Als Grund für die Absage gelten verschiedene Möglichkeiten.
Offiziell nannte das Wirtschaftsministerium die Talfahrt der Aktienmärkte. Aus
Marktkreisen verlautete jedoch, dass den Börsengang begleitende Banken wie
Santander und BBVA gegen die Emission waren und mit Nachdruck daran gearbeitet
haben, sie zu verhindern. "Die Banken brauchen Kapital, um ihre Bilanzen zu
stärken. Loterias war da direkte Konkurrenz. Der Börsengang hätte Investoren
anlocken können, die dort das Geld hätten anlegen können, das sonst den Banken
zugutegekommen wäre", sagte ein Fondsmanager bei einer der größten spanischen
Banken.
Auch die Opposition wollte lieber an der Lotterie festhalten.

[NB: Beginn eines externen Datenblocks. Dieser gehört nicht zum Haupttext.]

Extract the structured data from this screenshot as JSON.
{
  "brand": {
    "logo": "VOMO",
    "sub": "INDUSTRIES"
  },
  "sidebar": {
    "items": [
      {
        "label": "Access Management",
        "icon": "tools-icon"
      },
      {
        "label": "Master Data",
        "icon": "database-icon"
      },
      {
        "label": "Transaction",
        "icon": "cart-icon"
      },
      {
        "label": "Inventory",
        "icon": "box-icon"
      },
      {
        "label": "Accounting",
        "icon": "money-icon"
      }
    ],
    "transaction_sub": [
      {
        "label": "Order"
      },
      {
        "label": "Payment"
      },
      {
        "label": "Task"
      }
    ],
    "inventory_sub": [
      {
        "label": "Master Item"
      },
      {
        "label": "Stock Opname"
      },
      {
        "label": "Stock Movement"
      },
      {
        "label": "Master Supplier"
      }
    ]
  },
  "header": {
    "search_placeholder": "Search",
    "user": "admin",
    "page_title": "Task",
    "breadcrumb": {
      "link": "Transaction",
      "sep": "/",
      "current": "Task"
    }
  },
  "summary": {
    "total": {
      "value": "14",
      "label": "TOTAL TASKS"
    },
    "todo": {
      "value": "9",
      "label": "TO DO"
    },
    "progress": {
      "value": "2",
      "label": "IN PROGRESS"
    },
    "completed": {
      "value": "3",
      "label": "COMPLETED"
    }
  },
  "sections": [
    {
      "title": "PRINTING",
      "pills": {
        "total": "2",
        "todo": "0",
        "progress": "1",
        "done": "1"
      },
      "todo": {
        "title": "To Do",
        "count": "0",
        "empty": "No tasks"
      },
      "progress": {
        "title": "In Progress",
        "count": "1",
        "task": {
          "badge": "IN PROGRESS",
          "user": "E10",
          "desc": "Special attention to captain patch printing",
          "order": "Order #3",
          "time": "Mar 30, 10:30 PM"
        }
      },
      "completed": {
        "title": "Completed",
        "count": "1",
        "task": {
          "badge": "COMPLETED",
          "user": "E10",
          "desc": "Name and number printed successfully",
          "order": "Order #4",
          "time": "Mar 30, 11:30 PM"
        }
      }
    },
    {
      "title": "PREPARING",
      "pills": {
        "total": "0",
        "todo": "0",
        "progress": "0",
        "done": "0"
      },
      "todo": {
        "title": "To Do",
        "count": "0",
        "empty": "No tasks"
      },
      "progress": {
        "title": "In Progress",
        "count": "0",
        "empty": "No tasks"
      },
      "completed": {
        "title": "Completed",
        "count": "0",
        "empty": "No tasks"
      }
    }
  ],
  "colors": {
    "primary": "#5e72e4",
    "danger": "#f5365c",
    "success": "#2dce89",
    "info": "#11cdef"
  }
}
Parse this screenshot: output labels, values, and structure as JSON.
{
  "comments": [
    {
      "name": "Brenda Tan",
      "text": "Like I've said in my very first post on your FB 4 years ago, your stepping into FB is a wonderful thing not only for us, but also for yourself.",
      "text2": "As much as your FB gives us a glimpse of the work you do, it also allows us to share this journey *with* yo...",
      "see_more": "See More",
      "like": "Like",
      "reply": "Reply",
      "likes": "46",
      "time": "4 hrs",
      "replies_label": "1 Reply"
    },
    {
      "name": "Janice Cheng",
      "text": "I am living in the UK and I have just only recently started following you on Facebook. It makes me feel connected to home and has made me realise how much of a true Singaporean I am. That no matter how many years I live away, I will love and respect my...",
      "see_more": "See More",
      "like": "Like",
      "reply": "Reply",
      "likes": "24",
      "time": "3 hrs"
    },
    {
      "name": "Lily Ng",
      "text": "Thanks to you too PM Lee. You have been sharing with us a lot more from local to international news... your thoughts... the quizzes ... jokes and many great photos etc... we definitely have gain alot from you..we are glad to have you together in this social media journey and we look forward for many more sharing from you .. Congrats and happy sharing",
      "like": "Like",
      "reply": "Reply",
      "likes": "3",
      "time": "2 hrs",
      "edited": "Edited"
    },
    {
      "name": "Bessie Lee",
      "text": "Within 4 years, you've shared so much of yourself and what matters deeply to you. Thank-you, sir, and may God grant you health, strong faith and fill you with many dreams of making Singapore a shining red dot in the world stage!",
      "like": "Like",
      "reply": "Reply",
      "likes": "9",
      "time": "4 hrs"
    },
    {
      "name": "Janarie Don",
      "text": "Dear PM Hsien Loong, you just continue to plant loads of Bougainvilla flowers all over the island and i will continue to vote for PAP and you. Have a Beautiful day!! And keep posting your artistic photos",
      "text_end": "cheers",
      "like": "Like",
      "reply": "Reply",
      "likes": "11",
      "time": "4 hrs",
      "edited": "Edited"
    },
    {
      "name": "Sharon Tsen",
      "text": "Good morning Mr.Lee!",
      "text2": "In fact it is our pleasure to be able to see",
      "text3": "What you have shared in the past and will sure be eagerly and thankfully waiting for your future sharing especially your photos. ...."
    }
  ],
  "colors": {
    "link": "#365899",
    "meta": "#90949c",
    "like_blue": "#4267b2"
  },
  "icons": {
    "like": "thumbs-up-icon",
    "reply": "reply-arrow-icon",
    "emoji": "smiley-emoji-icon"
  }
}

Hinzu kommt, dass Spanien derzeit in einer Übergangsphase ist. Für den 20.
November hat der sozialistische Ministerpräsident Jose Luis Rodriguez Zapatero
vorgezogene Wahlen angesetzt. Dazu wurde das Parlament bereits aufgelöst. Es
wird damit gerechnet, dass die konservative Volkspartei (PP) die Wahlen gewinnt.

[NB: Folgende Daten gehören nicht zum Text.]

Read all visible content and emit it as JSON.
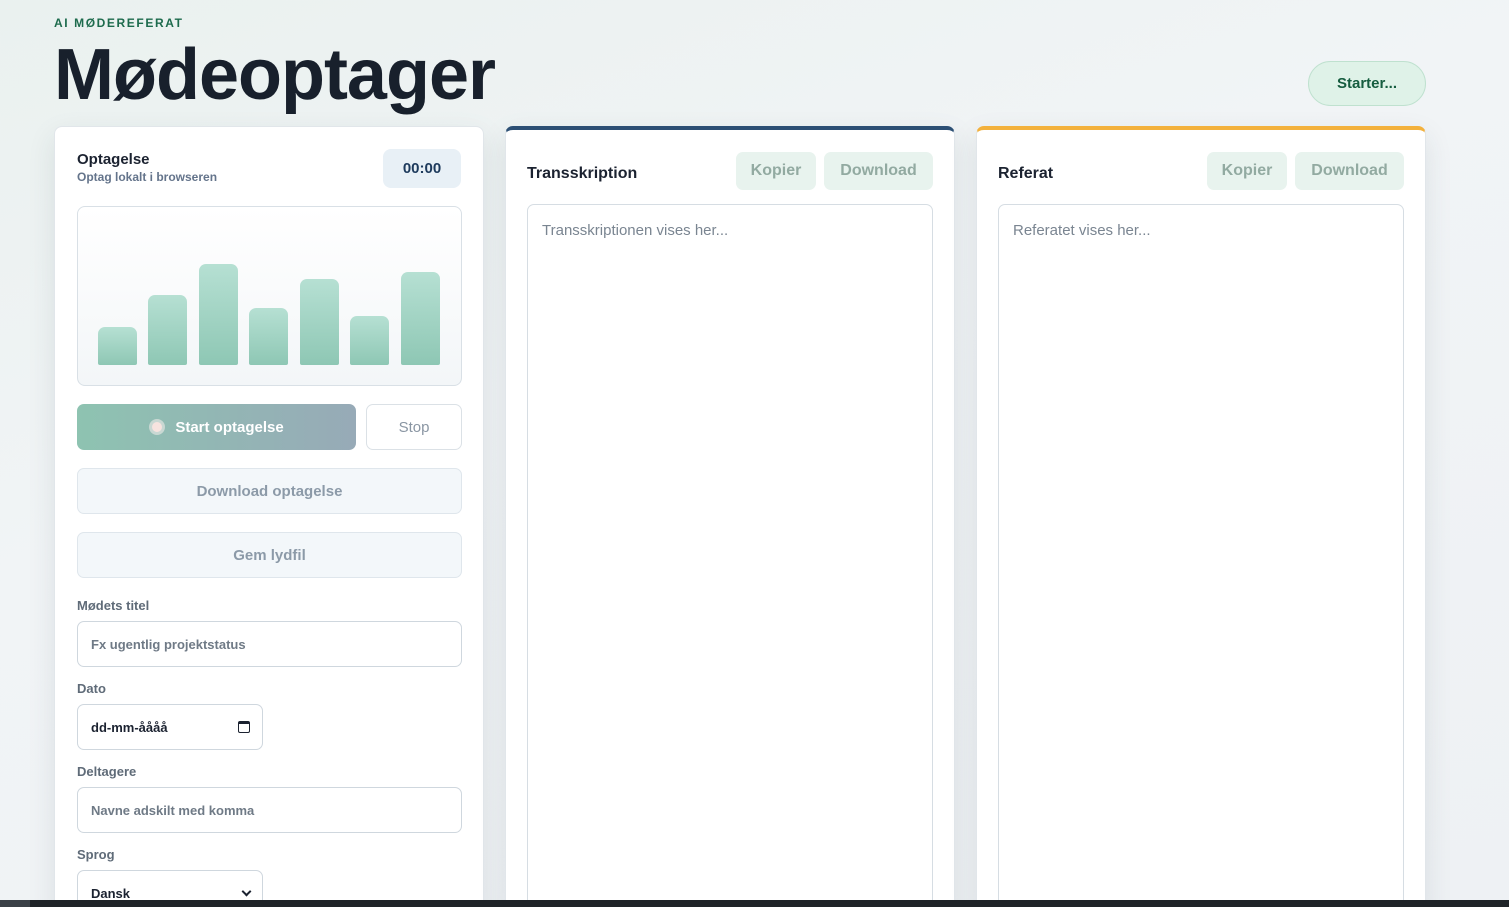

Sie ist gegen den Verkauf. Eigentlich sollte am Freitag die Werbetour - die
sogenannte Roadshow - für den Börsengang beginnen. Vor der ersten Novemberwoche
sollte die Lotterie an der Börse sein.
Spanien ist wegen seines
Schuldenbergs in das Visier der Finanzmärkte geraten. Die Zinsen, die das Land
aufbringen muss, sind zuletzt deutlich gestiegen. Bisher ist es Spanien aber
gelungen, die geforderten Sparmaßnahmen zumindest zu erfüllen. Ganz abgeblasen
ist der IPO der Lotterie, die auch über Spaniens Grenzen hinaus mit der
Weihnachtsaktion "El Gordo" ("Der Dicke") bekanntwurde, jedoch nicht. Das
Vorhaben könnte fortgesetzt werden, wenn sich die Marktbedingungen verbessern,
hieß es im spanischen Wirtschaftsministerium. "Die Attraktivität der Lotterie
als Investition steht nicht infrage", sagte ein US-Fondsmanager in London. "Es
handelt sich um einen schuldenfreien Goldesel." Die Unsicherheit über die
künftige Regierung des Landes, könne aber einige Anleger verschreckt haben. (APA/Reuters)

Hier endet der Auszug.